With random panic attacks, your body goes on alert for no reason. Researchers don’t know exactly what triggers them. But the physical effects are real: During a panic attack, the adrenaline levels in the body can spike by 2 1/2 times or more.
This response in the body is managed by a part of the nervous system called the Autonomic nervous system (ANS). When this has been activated panic attacks are more likely to take place.
The nervous system however is divided into two parts, with the second part called the Peripheral Nervous system (PNS). When the pns is activated it calms the symptoms down and reverses the impact of the ANS. The PNS releases saliva creating the opposite of dry mouth, slows the heart rate to its normal rate and the flow of adrenaline is slowed down.
Panic attacks may not come as unexpectedly as they seem. The physical changes may start about an hour before an attack. In one study, people with panic disorder wore devices that tracked their heart activity, sweating, and breathing. The results showed lower-than-normal levels of carbon dioxide, a sign of rapid, deep breathing that can leave you breathless, as early as about 45 minutes before the panic attack. So when anxiety begins to increase and the symptoms of panic begin to show up, we want to activate the PNS, in order to calm everything down and return to a state of homeostasis.
How to stop or prevent a Panic attack
To get through a panic attack, try the following 5 step process
- Acknowledge that your body is going into a state of panic. By acknowledging what is happening you stop the resistance in the body and surrender to what is next.
- Stop panicking – this may sound obvious, but by repeating to yourself over and over again “there is nothing to panic about will” can help to release some of the fear that can increase the panic.
- BREATHE! Stop whatever you are doing and focus intently on your breathing. Try to inhale through your nose for 4 seconds, hold it for 2 seconds, then exhale through your mouth for 6 seconds. Breathe as deeply as you can and keep breathing until you feel your mouth begin to fill with saliva. This will help to activate the PNS and deactivate the ANS, stopping or even preventing the panic attack from coming on.
- Relax!

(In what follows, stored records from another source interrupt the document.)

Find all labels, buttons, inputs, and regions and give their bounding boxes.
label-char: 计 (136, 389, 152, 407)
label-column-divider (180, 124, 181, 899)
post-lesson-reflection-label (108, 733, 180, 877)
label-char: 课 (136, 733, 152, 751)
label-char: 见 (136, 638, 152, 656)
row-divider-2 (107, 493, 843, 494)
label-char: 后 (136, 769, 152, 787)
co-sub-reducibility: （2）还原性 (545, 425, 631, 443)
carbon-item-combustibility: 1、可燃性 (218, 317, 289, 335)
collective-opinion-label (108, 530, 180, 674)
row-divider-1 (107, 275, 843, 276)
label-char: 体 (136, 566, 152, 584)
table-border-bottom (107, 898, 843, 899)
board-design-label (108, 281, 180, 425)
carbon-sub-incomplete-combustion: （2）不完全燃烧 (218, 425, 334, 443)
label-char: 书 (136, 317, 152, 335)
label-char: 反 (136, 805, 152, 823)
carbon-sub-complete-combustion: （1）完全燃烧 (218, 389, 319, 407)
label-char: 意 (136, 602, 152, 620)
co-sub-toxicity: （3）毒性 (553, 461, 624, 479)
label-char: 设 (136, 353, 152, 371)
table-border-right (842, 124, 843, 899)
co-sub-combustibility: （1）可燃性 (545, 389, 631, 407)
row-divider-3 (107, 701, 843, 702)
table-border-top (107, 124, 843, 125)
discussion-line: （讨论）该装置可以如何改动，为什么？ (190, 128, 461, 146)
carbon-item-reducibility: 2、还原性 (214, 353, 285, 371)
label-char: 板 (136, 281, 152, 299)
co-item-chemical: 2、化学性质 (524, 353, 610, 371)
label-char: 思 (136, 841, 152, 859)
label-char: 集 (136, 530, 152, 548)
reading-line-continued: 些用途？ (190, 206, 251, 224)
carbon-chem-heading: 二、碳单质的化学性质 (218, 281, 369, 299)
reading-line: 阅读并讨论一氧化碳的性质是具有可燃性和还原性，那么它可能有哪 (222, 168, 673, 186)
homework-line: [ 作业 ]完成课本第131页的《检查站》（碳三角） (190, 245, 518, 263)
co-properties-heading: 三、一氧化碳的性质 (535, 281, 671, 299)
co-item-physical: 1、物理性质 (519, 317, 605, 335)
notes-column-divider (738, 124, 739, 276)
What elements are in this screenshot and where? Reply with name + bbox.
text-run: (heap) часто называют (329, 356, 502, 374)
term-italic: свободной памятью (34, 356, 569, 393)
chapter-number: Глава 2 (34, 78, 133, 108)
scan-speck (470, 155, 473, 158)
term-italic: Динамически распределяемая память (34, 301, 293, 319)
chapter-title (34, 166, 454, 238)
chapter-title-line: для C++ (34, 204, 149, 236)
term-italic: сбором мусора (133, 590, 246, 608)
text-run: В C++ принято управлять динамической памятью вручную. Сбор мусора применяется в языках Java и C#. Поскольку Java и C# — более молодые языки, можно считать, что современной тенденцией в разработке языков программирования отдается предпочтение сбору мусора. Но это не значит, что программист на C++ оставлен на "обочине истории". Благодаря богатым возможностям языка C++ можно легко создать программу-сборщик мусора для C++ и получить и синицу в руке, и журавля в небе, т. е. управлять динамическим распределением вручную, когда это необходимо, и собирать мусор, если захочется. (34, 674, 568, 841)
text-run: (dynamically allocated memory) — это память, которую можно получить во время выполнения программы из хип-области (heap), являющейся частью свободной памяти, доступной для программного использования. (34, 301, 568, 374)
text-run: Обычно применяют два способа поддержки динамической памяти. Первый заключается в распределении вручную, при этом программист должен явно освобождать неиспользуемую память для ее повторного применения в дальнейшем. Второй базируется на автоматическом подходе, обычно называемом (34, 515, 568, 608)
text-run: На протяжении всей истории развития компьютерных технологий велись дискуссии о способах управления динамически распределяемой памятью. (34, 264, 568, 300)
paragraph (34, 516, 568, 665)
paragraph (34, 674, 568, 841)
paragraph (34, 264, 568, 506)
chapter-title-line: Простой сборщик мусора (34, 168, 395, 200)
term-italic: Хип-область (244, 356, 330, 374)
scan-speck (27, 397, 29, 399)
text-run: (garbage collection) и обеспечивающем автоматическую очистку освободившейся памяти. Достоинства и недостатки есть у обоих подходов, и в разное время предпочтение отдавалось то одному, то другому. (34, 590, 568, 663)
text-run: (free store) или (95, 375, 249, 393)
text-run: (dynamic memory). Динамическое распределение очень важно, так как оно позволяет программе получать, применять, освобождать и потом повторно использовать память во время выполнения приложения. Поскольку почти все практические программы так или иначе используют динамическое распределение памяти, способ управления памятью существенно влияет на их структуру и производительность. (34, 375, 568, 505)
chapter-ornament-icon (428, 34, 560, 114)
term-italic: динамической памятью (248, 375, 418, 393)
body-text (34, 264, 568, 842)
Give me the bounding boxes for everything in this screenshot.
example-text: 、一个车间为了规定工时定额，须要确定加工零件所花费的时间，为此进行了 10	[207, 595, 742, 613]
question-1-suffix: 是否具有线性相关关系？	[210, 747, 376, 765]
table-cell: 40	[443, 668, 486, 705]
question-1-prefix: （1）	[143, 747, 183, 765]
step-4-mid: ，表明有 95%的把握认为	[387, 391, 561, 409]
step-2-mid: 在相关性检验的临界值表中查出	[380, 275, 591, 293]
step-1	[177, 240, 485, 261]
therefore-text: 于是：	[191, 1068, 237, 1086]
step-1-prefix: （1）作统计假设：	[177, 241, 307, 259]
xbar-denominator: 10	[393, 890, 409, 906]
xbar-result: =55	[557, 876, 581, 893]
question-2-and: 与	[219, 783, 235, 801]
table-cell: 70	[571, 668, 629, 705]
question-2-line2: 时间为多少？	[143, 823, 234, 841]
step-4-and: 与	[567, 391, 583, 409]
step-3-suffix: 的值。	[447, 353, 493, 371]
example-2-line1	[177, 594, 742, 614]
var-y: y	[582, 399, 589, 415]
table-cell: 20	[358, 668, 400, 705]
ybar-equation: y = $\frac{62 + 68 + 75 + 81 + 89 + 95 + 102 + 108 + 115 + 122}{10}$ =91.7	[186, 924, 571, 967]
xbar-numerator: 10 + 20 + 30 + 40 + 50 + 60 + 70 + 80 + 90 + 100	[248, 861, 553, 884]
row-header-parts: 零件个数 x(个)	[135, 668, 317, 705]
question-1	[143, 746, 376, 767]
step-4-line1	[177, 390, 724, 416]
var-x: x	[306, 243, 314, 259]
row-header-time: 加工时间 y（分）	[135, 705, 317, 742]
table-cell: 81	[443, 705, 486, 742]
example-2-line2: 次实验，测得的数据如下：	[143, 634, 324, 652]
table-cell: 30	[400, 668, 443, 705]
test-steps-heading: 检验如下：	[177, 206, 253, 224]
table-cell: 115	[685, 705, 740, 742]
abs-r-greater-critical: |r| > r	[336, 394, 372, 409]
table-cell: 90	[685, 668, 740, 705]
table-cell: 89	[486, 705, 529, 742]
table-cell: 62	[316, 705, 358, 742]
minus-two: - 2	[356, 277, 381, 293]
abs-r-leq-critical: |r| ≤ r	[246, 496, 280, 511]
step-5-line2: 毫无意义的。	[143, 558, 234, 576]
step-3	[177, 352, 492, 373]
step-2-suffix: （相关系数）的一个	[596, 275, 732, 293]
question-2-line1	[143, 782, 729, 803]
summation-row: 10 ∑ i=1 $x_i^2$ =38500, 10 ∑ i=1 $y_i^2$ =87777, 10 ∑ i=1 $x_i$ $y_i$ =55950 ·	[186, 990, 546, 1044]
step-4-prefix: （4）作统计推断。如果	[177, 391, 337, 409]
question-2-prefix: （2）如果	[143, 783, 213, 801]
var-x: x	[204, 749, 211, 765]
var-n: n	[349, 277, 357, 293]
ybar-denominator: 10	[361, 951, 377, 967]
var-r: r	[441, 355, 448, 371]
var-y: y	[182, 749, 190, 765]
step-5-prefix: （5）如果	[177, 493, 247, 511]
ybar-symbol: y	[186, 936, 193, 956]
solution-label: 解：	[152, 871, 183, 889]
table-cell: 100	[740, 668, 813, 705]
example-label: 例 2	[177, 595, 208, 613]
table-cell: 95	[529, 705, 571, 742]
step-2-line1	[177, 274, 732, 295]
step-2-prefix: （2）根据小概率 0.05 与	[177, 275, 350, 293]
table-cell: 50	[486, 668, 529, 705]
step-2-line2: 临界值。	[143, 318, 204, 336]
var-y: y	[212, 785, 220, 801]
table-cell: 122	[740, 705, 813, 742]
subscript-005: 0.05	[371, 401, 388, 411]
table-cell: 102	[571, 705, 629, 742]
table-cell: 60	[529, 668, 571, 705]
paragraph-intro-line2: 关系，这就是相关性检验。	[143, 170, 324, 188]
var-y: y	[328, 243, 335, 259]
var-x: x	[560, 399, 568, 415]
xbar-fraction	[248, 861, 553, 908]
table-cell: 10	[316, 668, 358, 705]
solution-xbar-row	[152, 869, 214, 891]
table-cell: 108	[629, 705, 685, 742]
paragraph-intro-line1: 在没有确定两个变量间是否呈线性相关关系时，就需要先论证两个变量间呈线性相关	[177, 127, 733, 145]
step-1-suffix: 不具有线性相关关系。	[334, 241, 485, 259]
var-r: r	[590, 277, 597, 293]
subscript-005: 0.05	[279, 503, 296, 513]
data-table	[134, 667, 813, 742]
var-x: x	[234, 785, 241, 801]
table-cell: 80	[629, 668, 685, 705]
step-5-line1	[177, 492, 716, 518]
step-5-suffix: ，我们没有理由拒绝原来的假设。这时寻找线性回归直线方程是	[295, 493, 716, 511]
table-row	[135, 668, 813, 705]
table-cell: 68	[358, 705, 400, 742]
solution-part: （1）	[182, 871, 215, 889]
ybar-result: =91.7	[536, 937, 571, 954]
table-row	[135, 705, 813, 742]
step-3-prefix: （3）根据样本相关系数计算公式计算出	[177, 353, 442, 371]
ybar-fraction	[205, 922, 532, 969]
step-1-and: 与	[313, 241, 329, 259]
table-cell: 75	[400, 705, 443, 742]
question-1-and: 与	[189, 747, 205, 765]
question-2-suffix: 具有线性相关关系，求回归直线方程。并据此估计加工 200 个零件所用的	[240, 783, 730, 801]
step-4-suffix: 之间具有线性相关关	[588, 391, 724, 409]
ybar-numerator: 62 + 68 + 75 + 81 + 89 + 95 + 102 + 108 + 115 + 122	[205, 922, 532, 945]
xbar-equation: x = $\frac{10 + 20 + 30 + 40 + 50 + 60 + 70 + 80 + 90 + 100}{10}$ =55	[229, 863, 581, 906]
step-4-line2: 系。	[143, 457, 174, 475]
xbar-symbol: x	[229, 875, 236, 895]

Find a place where you can sit or be comfortable. Concentrate on making your breath slow and even. The more relaxed you are the faster the attack will pass. If you notice the symptoms ramping up before a full blown panic attack, then relaxing and breathing can prevent the body from releasing adrenaline and developing a panic attack.
- DON’T PANIC ABOUT PANIC! If you have just had a panic attack or feel panicked about something in your life, try not to panic about having a panic attack. Tell yourself that you’re not in danger and that the attack will pass, or it won’t happen.
Panic disorder is one of the most treatable types of anxiety disorders. Medication and a type of talk therapy called cognitive behavioral therapy can help. See your doctor if you have panic attacks often. If you’re not sure if you’re having a panic attack, it’s a good idea to go to the hospital to rule out any other health problems.